Richard Harwood once remarked of the journalism in which he began his career: "We were perceived as a lower form of life, amoral, half-literate hacks in cheap suits. Thus I was assigned to a Chamber of Commerce meeting in Nashville in the late 1940s and, with other reporters, was given lunch at a card table set up in a hallway to protect the dining room from contamination."
Moving from this dubious trade, a majority of whose practitioners hadn't gone to college, to a profession graced by graduate schools and thence to a status that was part actor and part apparatchik of a rising corporate uber-culture, journalists became ever more prominent and self-referential even as they were losing touch with both their purported constituency and their purported purpose. They became the first group in human history to dramatically improve their socio-economic status simply by writing about themselves, self-casting themselves among the very elite from whom they had once been expected to protect their audience.
So it was not surprising that this crowd met the Internet with contempt. In my 2001 book, Why Bother?, I gave a few early examples:
- Cokie and Steve Roberts wrote a column, headed 'Internet Could Become A Threat To Representative Government,' warning against the direct democracy of the Internet and saying it could threaten the "very existence" of Congress.
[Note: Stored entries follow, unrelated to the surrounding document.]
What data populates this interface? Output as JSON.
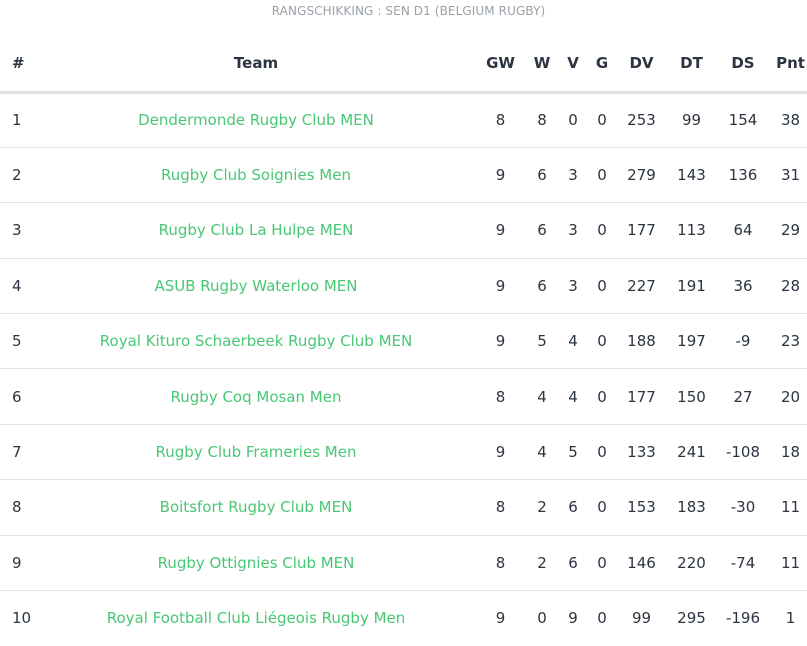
{
  "caption": "RANGSCHIKKING : SEN D1 (BELGIUM RUGBY)",
  "columns": {
    "pos": "#",
    "team": "Team",
    "gw": "GW",
    "w": "W",
    "v": "V",
    "g": "G",
    "dv": "DV",
    "dt": "DT",
    "ds": "DS",
    "pnt": "Pnt"
  },
  "rows": [
    {
      "pos": "1",
      "team": "Dendermonde Rugby Club MEN",
      "gw": "8",
      "w": "8",
      "v": "0",
      "g": "0",
      "dv": "253",
      "dt": "99",
      "ds": "154",
      "pnt": "38"
    },
    {
      "pos": "2",
      "team": "Rugby Club Soignies Men",
      "gw": "9",
      "w": "6",
      "v": "3",
      "g": "0",
      "dv": "279",
      "dt": "143",
      "ds": "136",
      "pnt": "31"
    },
    {
      "pos": "3",
      "team": "Rugby Club La Hulpe MEN",
      "gw": "9",
      "w": "6",
      "v": "3",
      "g": "0",
      "dv": "177",
      "dt": "113",
      "ds": "64",
      "pnt": "29"
    },
    {
      "pos": "4",
      "team": "ASUB Rugby Waterloo MEN",
      "gw": "9",
      "w": "6",
      "v": "3",
      "g": "0",
      "dv": "227",
      "dt": "191",
      "ds": "36",
      "pnt": "28"
    },
    {
      "pos": "5",
      "team": "Royal Kituro Schaerbeek Rugby Club MEN",
      "gw": "9",
      "w": "5",
      "v": "4",
      "g": "0",
      "dv": "188",
      "dt": "197",
      "ds": "-9",
      "pnt": "23"
    },
    {
      "pos": "6",
      "team": "Rugby Coq Mosan Men",
      "gw": "8",
      "w": "4",
      "v": "4",
      "g": "0",
      "dv": "177",
      "dt": "150",
      "ds": "27",
      "pnt": "20"
    },
    {
      "pos": "7",
      "team": "Rugby Club Frameries Men",
      "gw": "9",
      "w": "4",
      "v": "5",
      "g": "0",
      "dv": "133",
      "dt": "241",
      "ds": "-108",
      "pnt": "18"
    },
    {
      "pos": "8",
      "team": "Boitsfort Rugby Club MEN",
      "gw": "8",
      "w": "2",
      "v": "6",
      "g": "0",
      "dv": "153",
      "dt": "183",
      "ds": "-30",
      "pnt": "11"
    },
    {
      "pos": "9",
      "team": "Rugby Ottignies Club MEN",
      "gw": "8",
      "w": "2",
      "v": "6",
      "g": "0",
      "dv": "146",
      "dt": "220",
      "ds": "-74",
      "pnt": "11"
    },
    {
      "pos": "10",
      "team": "Royal Football Club Liégeois Rugby Men",
      "gw": "9",
      "w": "0",
      "v": "9",
      "g": "0",
      "dv": "99",
      "dt": "295",
      "ds": "-196",
      "pnt": "1"
    }
  ],
  "colors": {
    "team_link": "#48c774",
    "text": "#2b3440",
    "caption": "#9aa1a8",
    "divider": "#dee2e6"
  }
}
- A commentator on Court TV argued that acceptance of government regulation of the Net was the equivalent of growing up.
- Leslie Stahl on 60 Minutes called for the removal of undesirable information from the Net. Asked on what grounds, Stahl replied, "That it's wrong, that it's inaccurate, it's irresponsible, that it is spreading fear and suspicion of the government; 10,000 reasons."
- A writer in the Washington Post warned that without gatekeepers of information -- e.g. the Washington Post -- "our media could become even more infested with half-truths and falsehoods."
- On Crossfire, Geraldine Ferraro breathlessly warned that "we've got to get this Internet under control."
And it hasn't changed all that much. The Atlantic reported recently:
"In a poll of prominent members of the national news media, nearly two-thirds say the Internet is hurting journalism more than it is helping. The poll, conducted by The Atlantic and National Journal, asked 43 media insiders whether, on balance, journalism has been helped more or hurt more by the rise of news consumption online. Sixty-five percent said journalism has been hurt more, while 34 percent said it has been helped more."
In short, the archaic media has never liked the Internet, never learned what it was about or how to use it, and now wants to blame it for all their troubles. That's probably not a great business model.